Looking to the past, to protect the future

For decades the natural flow of the Otiria Stream has been altered by the construction of Ngapipito and Pokapu Roads and Otiria’s railroad embankment.
Council:
Northland Regional Council

Newly-elected Northland Regional Council member Geoff Crawford, chair of the Taumarere Flood Mitigation Working Group, says that unlike most flood mitigation projects it is not about trying to ‘tame’ nature. “This one is actually restoring the Otiria Stream to its natural flow in accordance with new national freshwater ‘Te Mana o te Wai’ principles.”

Both Otiria and Waiharakeke sit above thousands of years-old lava flows which have been too hard for the streams to carve deep channels into. This meant in extreme flooding situations 70% of the flow from the Otiria Stream and 80% from the Waiharakeke River would travel across the associated flood plains.

The Waiharakeke River falls off the lava flow at Pokapu Rd into a series of waterfalls and over the years has carved out a massive canyon increasing the crosssectional area from just 36 square metres at Pokapu Rd to more than 600 square metres at Otiria Marae.” Councillor Crawford says it was the community that had, several years ago, come up with the idea of returning the water to its natural flow (as it was before any built infrastructure) into an area historically much better able to cope with the large volumes of floodwater.

Stage I of the project – construction of the downstream section of a new $1.4 million 80-metre-long spillway at Otiria – was completed last year. Stage II is currently due for completion before Christmas this year and will see the replacement of an existing 18-metre-long road bridge with a new 60-metre structure, and effectively triple the flow of floodwaters that can pass beneath it.

“In previous floods this water would typically be diverted – in part by the existing bridge structure and railroad – downstream to land at Otiria and Moerewa.” A final and third stage will be completed at the same time as work on the bridge and will see excavation of the remaining 800-metres of spillway and the removal of the existing Pokapu Rd road bridge. The works cumulatively mean that in a flood, most of the water will be sent down the new spillway and into the Waiharakeke River past the lava flow, where the river is considerably wider and deeper.

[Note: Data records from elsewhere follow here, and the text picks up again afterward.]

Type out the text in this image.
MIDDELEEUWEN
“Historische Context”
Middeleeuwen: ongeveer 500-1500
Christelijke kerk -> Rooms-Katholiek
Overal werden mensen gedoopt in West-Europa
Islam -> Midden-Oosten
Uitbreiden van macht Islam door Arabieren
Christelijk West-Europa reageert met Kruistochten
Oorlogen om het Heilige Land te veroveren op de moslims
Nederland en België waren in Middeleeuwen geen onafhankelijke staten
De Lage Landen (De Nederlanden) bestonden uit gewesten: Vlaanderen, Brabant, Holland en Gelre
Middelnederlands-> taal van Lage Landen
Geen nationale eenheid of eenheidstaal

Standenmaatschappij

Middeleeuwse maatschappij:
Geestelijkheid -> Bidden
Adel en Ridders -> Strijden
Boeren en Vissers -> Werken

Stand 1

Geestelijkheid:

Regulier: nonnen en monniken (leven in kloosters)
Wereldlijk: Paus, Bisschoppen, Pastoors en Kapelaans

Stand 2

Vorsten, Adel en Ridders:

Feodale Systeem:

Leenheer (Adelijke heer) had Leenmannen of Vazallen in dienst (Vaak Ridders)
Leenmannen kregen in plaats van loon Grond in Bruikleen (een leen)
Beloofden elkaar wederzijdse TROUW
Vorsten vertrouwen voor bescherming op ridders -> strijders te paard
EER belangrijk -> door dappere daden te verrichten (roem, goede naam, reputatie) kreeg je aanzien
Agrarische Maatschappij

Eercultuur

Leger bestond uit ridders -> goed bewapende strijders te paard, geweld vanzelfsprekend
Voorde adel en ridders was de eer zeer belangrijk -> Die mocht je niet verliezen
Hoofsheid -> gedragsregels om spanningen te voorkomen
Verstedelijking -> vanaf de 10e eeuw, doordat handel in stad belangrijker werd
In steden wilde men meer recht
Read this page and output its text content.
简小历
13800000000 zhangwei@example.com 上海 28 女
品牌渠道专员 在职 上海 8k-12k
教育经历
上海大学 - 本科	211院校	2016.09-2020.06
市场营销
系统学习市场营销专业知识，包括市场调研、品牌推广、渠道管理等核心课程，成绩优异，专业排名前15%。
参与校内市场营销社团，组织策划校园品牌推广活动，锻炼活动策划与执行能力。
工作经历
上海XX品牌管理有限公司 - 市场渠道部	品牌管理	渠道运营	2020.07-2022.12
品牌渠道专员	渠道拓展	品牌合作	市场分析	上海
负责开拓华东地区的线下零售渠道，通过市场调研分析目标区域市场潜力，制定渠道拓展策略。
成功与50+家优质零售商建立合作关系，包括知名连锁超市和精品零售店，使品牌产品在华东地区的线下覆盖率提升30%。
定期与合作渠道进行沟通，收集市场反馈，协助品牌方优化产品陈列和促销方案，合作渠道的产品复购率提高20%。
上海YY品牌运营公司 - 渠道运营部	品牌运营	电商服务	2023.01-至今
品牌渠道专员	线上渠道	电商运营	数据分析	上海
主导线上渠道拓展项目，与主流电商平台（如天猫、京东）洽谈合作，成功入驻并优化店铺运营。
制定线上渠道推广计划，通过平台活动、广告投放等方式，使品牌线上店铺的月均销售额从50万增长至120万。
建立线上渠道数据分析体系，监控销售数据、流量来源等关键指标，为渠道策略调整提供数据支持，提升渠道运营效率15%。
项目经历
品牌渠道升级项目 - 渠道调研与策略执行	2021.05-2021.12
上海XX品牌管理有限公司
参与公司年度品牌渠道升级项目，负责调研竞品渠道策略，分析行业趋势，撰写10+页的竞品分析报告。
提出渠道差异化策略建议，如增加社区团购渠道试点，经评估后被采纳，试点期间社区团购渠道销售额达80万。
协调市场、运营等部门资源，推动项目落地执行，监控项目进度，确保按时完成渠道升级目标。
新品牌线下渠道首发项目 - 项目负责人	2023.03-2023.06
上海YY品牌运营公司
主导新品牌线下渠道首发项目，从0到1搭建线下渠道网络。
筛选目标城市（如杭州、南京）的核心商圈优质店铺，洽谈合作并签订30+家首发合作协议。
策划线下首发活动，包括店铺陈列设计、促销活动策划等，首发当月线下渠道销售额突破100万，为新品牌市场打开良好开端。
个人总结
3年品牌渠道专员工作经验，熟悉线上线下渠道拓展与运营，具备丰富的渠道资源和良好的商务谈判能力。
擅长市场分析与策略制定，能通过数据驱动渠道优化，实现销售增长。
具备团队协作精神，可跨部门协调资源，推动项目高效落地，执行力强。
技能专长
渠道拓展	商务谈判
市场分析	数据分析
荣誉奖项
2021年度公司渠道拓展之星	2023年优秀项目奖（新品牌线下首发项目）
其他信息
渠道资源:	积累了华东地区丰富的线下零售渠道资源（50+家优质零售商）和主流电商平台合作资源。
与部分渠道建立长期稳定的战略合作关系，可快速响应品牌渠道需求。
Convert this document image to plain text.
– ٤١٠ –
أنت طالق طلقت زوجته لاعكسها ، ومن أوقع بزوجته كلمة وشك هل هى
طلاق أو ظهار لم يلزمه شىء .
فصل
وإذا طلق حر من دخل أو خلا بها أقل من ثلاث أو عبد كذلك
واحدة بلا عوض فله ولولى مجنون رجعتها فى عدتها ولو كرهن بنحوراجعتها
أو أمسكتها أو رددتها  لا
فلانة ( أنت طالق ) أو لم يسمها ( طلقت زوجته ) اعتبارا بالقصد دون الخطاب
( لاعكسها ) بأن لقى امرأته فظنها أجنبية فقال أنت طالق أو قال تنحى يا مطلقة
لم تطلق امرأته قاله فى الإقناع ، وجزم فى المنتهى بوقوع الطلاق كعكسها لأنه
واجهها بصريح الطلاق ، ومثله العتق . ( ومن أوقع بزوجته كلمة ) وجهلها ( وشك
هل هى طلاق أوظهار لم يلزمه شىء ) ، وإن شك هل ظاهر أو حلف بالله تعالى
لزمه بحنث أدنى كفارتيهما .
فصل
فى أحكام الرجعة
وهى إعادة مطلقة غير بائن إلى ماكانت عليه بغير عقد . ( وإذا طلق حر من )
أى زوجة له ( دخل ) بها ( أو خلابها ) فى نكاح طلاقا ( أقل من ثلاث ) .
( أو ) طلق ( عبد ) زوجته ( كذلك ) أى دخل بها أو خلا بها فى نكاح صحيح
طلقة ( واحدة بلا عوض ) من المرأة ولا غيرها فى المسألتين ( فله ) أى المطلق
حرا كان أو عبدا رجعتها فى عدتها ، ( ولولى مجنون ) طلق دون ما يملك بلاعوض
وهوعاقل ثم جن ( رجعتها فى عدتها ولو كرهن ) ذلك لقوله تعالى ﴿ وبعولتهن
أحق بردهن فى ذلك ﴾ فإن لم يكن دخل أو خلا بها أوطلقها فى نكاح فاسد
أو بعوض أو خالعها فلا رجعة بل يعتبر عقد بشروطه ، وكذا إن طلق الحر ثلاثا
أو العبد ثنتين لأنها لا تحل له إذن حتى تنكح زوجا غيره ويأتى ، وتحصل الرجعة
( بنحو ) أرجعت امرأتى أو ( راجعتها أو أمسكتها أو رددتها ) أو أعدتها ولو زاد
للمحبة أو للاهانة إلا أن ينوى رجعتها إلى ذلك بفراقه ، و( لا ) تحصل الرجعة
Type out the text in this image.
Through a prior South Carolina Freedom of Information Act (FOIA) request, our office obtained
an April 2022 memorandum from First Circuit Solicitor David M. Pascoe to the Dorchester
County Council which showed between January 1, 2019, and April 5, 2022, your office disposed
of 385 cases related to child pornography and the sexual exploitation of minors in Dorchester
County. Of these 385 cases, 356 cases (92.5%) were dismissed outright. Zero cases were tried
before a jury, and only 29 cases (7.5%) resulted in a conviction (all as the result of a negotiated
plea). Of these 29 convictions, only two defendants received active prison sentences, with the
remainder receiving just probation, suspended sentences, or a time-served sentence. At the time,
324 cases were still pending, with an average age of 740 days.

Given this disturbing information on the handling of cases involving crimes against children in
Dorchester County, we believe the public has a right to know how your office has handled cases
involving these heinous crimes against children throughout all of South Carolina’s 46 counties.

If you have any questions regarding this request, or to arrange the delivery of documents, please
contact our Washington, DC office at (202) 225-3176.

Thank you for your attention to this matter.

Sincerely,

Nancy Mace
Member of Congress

The $7M total cost of the project is being funded 57% by Kānoa, the Regional Economic Development & Investment Unit, with another 28% met through targeted local and regionwide Northland Regional Council River rates. In recent months the project has secured a final 13% ($1M) from the Far North District Council’s ‘Better Off Fund’. When the project is finished, water will once again flow into the places it had for thousands of years before human influences.